Objectives: To determine the optimal storage solution containing suitable protective agents for the preservation of microencapsulated hepatocytes at 4 °C as well as the optimum incubation time after hypothermic preservation.
Results: L15 was the optimum solution for both maintaining microcapsule integrity and cell viability. Furthermore, 5 %(v/v) PEG (20 or 35 kDa) added to Leibovitz-15 medium was optimal for microencapsulated C3A cells, enhancing cell viability and liver-specific functions, including albumin and urea synthesis as well as CYP1A2 and CYP3A4 activities. The transcription levels of several CYP450-related genes were also dramatically increased in cells incubated in the optimal solution. Pre-incubation for 2 h was the optimal time for restoring favorable levels of CYP1A2 and CYP3A4 activities in microencapsulated C3A cells for short term, 2 day storage.

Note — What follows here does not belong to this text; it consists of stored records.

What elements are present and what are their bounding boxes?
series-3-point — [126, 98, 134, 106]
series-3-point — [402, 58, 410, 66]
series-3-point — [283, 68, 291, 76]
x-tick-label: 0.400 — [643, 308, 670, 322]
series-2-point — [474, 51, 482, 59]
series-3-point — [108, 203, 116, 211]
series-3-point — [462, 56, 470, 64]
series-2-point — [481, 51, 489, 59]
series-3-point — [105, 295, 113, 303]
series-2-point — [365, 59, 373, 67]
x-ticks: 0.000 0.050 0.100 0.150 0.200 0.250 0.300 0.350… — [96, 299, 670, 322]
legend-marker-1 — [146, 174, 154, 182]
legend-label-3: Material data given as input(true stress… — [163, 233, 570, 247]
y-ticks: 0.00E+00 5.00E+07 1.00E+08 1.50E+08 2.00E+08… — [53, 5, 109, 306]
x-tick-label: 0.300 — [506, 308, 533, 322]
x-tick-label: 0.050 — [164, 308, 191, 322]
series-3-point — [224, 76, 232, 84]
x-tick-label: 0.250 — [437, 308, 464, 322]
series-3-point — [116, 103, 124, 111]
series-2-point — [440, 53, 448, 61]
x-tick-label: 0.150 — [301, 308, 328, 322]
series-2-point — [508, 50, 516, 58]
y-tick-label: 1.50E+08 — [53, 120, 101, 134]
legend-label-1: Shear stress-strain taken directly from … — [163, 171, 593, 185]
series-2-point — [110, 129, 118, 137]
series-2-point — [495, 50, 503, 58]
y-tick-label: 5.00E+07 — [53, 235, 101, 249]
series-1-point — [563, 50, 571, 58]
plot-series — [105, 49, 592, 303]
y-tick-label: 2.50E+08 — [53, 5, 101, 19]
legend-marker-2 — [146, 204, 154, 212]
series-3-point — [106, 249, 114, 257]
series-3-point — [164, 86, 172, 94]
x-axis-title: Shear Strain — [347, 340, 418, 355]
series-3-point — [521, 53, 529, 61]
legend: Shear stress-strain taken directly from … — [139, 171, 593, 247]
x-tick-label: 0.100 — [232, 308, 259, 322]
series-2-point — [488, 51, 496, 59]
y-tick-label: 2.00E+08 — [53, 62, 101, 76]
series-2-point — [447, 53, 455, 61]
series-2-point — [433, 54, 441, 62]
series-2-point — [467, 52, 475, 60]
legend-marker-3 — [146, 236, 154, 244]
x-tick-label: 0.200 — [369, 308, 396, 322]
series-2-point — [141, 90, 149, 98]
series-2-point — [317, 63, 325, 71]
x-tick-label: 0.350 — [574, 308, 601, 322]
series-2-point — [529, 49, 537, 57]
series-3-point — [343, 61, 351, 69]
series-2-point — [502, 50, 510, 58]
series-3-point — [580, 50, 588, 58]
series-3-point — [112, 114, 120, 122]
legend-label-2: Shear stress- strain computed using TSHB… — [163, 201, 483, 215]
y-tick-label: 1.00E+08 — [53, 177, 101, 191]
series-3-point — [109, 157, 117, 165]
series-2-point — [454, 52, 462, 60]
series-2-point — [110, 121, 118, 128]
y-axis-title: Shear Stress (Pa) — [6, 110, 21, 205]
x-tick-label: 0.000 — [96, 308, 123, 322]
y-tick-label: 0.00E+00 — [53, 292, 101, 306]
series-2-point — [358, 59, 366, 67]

Conclusions: Leibovitz-15 medium supplemented with 5 % (v/v) PEG is a promising cold solution for microencapsulated hepatocytes at 4 °C, with an incubation of 2 h at 37 °C after hypothermic preservation being the best incubation duration for further cell application.
Keywords: Cell function; Cell viability; Hepatocytes; Hypothermic preservation; Microcapsule integrity; Microencapsulated hepatocytes.